The official said: “We hope that while sending their feedback, the students and guardians would give their views on the feasibility of the proposal.”

Some school education department officials said that getting the questions delivered to every student’s home and bringing the answers back would be difficult amid the pandemic and the coastal devastation caused by Cyclone Yaas.

“The committee has proposed home assignments (exams) as (online) exams cannot be held because of the digital divide handicapping underprivileged students,” an official said.

“But we need to know how far the committee’s proposal is acceptable to the students, guardians and the general public. If they can suggest an alterative model, that could be explored as well.”

Sources in the school education department said the state government wanted wider consultations before arriving at any decision also because the Supreme Court was considering the same issue for the national boards.
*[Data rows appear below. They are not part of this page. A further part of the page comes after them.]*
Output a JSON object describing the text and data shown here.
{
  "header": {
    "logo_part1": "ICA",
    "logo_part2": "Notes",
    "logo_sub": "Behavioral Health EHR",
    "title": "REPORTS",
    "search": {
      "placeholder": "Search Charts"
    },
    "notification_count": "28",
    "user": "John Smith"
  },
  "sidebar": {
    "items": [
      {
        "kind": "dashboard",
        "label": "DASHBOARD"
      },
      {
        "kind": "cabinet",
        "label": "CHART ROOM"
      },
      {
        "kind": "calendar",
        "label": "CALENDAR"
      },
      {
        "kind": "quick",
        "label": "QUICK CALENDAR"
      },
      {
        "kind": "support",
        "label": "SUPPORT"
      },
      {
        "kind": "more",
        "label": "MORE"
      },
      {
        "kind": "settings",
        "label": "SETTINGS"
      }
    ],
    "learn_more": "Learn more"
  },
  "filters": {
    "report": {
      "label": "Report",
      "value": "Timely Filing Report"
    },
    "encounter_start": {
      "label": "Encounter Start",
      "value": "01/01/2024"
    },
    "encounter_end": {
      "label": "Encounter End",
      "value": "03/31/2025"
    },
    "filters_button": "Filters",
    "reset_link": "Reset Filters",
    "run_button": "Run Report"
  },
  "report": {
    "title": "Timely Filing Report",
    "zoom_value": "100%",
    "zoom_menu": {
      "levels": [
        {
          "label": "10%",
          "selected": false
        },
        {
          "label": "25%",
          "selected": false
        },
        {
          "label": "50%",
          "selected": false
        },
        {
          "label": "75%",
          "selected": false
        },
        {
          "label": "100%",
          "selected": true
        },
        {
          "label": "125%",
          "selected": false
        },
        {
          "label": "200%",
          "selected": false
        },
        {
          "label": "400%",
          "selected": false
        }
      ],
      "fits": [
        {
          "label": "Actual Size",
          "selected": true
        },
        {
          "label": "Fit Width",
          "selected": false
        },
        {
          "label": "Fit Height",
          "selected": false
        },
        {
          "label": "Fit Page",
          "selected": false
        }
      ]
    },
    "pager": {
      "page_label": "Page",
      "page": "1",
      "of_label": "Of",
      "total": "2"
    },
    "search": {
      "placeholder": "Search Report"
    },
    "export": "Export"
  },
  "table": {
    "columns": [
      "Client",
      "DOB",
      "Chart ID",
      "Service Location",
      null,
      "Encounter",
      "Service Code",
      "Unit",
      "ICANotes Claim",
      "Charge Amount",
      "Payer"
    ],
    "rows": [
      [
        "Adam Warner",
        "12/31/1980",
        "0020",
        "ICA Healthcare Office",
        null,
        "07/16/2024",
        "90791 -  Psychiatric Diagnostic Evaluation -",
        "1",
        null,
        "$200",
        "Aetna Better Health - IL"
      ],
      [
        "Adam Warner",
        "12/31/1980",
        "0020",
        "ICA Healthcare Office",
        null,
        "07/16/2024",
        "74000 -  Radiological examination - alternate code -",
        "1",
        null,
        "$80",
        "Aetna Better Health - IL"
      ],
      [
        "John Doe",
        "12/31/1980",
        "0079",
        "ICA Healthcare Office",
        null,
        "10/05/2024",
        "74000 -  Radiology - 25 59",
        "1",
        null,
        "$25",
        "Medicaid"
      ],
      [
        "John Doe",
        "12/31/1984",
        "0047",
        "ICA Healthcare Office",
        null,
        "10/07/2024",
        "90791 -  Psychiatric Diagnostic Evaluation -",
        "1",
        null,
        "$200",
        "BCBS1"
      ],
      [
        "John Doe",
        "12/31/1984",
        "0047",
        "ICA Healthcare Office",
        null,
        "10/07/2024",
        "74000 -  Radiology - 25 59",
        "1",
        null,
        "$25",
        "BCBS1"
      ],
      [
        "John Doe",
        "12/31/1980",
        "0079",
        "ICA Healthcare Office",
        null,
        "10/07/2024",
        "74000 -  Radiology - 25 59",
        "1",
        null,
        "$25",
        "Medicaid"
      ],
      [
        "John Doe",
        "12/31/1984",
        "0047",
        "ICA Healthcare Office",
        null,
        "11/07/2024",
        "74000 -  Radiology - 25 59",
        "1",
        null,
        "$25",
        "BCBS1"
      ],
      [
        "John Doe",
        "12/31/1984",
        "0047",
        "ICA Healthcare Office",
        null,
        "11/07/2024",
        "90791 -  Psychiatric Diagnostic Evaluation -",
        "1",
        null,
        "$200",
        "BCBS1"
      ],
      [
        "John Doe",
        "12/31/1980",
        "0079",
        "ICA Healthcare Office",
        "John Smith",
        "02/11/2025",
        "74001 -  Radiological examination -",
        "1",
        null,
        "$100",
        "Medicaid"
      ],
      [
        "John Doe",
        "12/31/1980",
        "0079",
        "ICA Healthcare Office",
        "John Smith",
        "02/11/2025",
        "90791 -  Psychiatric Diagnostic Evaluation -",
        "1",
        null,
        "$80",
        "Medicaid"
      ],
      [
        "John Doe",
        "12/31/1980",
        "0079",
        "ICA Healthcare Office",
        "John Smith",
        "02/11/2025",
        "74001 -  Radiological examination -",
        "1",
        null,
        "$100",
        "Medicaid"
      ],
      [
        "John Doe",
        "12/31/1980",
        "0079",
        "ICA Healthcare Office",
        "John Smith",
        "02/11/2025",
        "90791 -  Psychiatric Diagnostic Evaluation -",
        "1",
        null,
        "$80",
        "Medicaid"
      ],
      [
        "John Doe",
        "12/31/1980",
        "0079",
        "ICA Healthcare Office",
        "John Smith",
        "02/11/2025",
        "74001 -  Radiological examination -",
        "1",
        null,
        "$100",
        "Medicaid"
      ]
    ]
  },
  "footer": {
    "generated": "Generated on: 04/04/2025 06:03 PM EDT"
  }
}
The apex court had on Thursday set a two-week deadline for the Centre to come up with “well-defined objective criteria” for the assessment of Class XII students of the CBSE and the ICSE council.

The Bengal expert committee too has advised the school education department to note what the Supreme Court says at its next hearing on June 17 on the method of assessing CBSE and ISC council students.

“If there is overwhelming public feedback saying the state government should wait till the apex court takes a call, that opinion would be taken into consideration as well,” an official said.